Q: What did you get most out of your AP class(es)?

  • Cuasay: I think that a lot of my STEM classes have helped me prepare for my future considering that I am going into engineering. I don’t feel like I’ve mastered any of the concepts, but I’m comfortable working with them and have the ability to recognize how to solve problems in those areas. When taking AP classes or picking them out, I think you should really consider what your interests are because it could end up being the foundation for your further studies.
  • Salazar: Better study skills and ways to manage my material. I’ve gotten better with test taking, for example, by using methods I learned in my AP classes.
  • Wald: I think AP Bio and AP Environmental science helped me most because that’s what I’m studying in college and planning to do something as a career in ecology.
  • Zaprzalka: I learned about myself and what works for me when doing homework, studying and generally how I learn best.

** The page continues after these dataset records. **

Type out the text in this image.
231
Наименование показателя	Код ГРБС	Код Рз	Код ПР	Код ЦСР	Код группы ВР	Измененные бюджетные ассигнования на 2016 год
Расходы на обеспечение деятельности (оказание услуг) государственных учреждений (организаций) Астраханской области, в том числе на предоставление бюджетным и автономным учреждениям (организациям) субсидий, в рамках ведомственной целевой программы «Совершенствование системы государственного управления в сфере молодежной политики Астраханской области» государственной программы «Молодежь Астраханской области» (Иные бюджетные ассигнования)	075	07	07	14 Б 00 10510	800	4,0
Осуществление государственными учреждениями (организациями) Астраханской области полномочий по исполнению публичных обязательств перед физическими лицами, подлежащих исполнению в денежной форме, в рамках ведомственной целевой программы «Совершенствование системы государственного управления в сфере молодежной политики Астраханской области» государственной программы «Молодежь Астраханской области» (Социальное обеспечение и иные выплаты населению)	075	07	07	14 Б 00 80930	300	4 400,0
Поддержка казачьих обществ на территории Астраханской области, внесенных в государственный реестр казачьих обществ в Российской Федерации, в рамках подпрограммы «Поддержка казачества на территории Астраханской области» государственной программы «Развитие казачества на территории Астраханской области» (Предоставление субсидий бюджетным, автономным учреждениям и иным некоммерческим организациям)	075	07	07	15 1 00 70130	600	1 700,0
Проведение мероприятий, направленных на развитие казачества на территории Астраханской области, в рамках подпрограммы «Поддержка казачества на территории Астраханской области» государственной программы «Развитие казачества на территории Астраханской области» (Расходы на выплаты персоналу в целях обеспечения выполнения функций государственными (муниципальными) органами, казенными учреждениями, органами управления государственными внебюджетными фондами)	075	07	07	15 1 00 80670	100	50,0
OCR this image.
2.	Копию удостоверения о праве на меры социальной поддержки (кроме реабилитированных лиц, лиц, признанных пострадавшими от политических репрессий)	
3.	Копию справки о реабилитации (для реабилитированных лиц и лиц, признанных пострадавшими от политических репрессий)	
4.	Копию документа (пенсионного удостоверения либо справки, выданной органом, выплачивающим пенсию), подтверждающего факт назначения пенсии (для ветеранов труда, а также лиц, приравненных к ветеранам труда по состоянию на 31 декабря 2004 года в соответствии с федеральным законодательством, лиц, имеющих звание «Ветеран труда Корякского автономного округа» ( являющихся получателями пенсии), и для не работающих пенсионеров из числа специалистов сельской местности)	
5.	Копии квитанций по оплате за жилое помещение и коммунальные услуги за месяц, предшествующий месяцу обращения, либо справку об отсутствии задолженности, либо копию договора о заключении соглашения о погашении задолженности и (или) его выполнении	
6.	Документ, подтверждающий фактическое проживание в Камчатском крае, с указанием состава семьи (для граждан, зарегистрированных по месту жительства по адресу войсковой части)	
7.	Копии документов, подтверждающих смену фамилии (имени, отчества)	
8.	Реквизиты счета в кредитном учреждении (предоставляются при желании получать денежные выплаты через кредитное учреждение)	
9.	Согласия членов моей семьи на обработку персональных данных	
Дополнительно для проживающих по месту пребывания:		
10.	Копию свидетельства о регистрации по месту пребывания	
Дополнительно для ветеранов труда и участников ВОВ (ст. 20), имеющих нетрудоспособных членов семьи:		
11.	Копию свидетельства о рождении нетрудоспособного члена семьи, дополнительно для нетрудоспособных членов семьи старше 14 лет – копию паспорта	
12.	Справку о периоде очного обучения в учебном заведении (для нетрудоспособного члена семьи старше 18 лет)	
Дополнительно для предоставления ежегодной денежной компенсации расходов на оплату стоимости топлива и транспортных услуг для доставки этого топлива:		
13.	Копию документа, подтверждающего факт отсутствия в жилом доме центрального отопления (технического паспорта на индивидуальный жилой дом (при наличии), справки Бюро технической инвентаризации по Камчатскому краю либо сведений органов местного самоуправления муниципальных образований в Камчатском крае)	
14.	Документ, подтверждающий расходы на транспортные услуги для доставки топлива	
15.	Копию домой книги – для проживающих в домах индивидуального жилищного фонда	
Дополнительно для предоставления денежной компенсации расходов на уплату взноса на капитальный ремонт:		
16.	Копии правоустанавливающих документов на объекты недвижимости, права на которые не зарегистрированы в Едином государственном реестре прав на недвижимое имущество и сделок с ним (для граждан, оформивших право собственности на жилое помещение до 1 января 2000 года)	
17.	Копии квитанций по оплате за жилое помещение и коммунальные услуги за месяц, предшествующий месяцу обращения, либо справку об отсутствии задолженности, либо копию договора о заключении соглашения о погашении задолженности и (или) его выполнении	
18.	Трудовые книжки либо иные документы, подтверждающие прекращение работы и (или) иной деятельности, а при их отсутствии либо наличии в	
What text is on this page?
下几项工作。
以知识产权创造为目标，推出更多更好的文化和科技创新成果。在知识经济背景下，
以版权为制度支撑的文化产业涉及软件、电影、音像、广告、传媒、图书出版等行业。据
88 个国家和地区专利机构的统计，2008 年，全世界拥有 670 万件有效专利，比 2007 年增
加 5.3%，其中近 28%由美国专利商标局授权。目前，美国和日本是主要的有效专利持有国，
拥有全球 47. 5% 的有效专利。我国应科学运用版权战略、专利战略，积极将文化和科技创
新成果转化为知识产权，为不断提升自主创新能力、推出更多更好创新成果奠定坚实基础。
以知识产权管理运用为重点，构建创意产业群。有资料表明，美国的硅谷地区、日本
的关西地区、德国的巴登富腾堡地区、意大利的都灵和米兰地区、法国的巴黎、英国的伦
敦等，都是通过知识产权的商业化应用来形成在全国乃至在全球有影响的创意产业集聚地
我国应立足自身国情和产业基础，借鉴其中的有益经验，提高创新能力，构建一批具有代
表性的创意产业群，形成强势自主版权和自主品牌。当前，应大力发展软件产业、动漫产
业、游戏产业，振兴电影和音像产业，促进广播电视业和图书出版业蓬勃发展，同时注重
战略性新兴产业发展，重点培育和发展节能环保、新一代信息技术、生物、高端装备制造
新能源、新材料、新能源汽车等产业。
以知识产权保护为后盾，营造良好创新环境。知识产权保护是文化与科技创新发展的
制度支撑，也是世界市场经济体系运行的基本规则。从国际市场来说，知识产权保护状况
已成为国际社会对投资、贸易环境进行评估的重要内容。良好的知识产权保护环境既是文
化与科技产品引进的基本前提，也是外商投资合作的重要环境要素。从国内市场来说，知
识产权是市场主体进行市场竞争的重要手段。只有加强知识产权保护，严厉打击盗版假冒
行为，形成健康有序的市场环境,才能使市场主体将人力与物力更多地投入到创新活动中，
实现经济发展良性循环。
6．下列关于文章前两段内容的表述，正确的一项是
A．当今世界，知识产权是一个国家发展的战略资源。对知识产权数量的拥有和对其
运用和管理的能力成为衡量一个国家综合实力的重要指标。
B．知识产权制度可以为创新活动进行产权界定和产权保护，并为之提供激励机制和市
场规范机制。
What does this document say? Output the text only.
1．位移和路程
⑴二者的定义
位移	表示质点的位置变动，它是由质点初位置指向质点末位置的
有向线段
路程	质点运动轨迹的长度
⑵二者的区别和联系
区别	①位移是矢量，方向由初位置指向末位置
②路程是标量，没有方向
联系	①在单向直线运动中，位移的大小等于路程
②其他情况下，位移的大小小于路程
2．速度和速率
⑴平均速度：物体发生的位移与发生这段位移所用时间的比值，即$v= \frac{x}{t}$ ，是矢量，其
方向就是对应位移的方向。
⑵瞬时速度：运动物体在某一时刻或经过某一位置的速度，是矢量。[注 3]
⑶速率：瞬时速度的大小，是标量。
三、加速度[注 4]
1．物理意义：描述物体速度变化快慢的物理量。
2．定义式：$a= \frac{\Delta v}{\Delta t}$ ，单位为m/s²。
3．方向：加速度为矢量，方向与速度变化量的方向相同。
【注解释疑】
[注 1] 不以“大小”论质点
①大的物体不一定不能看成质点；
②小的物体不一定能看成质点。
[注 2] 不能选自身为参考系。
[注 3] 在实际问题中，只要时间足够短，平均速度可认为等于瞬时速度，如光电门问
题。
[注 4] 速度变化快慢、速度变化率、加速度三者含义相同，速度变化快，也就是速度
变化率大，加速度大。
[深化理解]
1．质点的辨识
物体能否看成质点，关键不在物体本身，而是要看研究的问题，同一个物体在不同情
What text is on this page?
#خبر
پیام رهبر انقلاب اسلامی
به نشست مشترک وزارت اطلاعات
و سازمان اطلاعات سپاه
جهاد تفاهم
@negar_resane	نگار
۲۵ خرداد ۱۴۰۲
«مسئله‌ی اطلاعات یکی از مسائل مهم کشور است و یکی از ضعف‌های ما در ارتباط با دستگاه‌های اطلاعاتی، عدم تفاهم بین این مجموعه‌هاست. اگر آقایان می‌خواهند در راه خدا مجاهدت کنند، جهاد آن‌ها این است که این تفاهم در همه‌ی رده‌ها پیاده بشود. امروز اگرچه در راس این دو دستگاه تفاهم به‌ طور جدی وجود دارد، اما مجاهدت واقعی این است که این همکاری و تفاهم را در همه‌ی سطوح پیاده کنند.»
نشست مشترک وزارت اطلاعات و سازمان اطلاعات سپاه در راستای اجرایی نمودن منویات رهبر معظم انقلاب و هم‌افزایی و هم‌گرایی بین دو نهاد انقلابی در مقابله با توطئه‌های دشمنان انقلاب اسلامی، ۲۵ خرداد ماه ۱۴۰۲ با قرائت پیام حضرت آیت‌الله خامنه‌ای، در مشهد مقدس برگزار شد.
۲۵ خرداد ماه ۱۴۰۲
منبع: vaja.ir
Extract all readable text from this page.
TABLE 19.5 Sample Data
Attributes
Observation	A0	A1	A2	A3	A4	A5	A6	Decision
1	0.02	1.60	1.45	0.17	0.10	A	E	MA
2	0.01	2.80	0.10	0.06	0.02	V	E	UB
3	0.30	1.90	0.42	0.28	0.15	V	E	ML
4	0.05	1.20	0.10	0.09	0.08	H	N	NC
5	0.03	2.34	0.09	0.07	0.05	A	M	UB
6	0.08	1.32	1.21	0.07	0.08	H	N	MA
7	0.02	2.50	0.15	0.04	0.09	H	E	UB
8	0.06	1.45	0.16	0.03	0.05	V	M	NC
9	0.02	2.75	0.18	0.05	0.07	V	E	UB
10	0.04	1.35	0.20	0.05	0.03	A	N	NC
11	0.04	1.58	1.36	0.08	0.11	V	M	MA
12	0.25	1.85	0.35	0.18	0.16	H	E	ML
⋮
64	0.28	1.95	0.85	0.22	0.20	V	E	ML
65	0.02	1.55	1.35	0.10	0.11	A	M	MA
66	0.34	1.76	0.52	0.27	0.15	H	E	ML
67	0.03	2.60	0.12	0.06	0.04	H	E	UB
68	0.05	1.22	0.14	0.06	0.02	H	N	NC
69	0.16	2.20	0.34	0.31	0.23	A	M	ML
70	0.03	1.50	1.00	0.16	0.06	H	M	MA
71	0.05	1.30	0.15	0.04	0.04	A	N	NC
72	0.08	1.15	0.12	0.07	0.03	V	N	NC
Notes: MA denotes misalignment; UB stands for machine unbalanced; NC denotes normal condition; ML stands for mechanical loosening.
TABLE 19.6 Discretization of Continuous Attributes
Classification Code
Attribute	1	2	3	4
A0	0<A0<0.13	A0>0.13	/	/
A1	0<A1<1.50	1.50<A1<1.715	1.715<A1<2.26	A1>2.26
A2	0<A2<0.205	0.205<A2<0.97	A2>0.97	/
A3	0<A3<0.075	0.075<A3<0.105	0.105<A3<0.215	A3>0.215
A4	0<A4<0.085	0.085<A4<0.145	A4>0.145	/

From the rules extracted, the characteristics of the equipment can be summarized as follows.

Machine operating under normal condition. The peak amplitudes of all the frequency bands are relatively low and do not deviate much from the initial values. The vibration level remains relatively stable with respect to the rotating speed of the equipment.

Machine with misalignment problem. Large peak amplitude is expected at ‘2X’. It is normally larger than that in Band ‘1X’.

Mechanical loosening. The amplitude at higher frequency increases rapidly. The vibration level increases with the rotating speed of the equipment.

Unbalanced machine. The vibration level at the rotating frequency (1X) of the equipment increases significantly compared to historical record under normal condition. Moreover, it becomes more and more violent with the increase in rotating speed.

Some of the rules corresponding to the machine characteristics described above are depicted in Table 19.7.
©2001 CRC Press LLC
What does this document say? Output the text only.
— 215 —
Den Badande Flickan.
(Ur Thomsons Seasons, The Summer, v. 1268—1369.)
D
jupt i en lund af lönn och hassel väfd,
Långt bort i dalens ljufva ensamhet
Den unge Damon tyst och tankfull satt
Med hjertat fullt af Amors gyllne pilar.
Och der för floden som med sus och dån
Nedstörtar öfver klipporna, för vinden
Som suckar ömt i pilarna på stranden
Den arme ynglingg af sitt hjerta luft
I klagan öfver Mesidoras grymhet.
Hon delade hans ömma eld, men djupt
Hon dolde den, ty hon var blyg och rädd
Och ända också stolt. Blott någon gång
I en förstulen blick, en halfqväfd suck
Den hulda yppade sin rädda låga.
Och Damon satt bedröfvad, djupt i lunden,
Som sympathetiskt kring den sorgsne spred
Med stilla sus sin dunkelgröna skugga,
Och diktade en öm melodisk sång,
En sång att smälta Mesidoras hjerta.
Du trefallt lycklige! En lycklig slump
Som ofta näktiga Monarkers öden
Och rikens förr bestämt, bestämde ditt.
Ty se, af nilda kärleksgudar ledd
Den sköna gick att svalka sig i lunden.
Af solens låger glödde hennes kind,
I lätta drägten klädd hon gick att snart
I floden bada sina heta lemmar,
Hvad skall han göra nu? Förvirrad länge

If someone is serious about learning than it’s a good idea [for them] to take [an AP course].

Q: What’s the best advice you can give to someone who will prepare for an AP test in the future?

  • Cuasay: I think the most popular advice anyone could give, and most unpopular to follow, to someone preparing for a big test whether it be an AP or standardized is to start studying early. Get together with some buddies, get some snacks and just study. The earlier you start studying, the more time you have to relearn, or learn in some cases, material, the more time you have to retain the information– seriously it’s brain science.
  • Salazar: Get some review books but also don’t cram a bunch of information the day before the exam. Plan ahead to study in chunks, so you won’t get overwhelmed.
  • Wald: Get an AP book to review and go over all your notes. Also, go to review sessions.
  • Zaprzalka: If you want to do well, start studying early. The longer you wait to start, the more stressed you’ll put yourself under and the harder it will be. On the actual test day, try not to get overwhelmed and just stay calm; it’ll help you do a lot better.

Q: Any other comments and/or advice you would like to make about AP classes/testing?

  • Cuasay: I wouldn’t recommend taking an AP class only to boost your GPA. If that’s the only reason you’re taking an AP, then you’re not going to do well. If you lack the motivation to have interest in the subject matter, you’ll have a hard time understanding it…There are all sorts of resources to help you pass a class, but I think the whole point of an AP class is to learn things on a deeper level that you wouldn’t be able to do in a regular class. If you don’t understand something or if it feels like everything is going too fast and you’re overwhelmed, do not be afraid to take a minute and get help. I know it’s easier said than done, but you have to realize that you are in control of your education.
  • Salazar: Just realize that even if you do bad on the test, you’re still accomplishing something. AP is not meant to be easy; it’s always going to be rough. Just by taking the test alone, you’re really challenging yourself.
  • Wald: Good luck!
  • Zaprzalka: If you’re unsure about taking an AP class, then just try it. Even if you don’t get straight As because of an AP class, remember it’s designed to be hard. If you want to just learn a lot or more about one topic and there’s an AP class for it, then take it. You will get more from AP than the regular or honors one.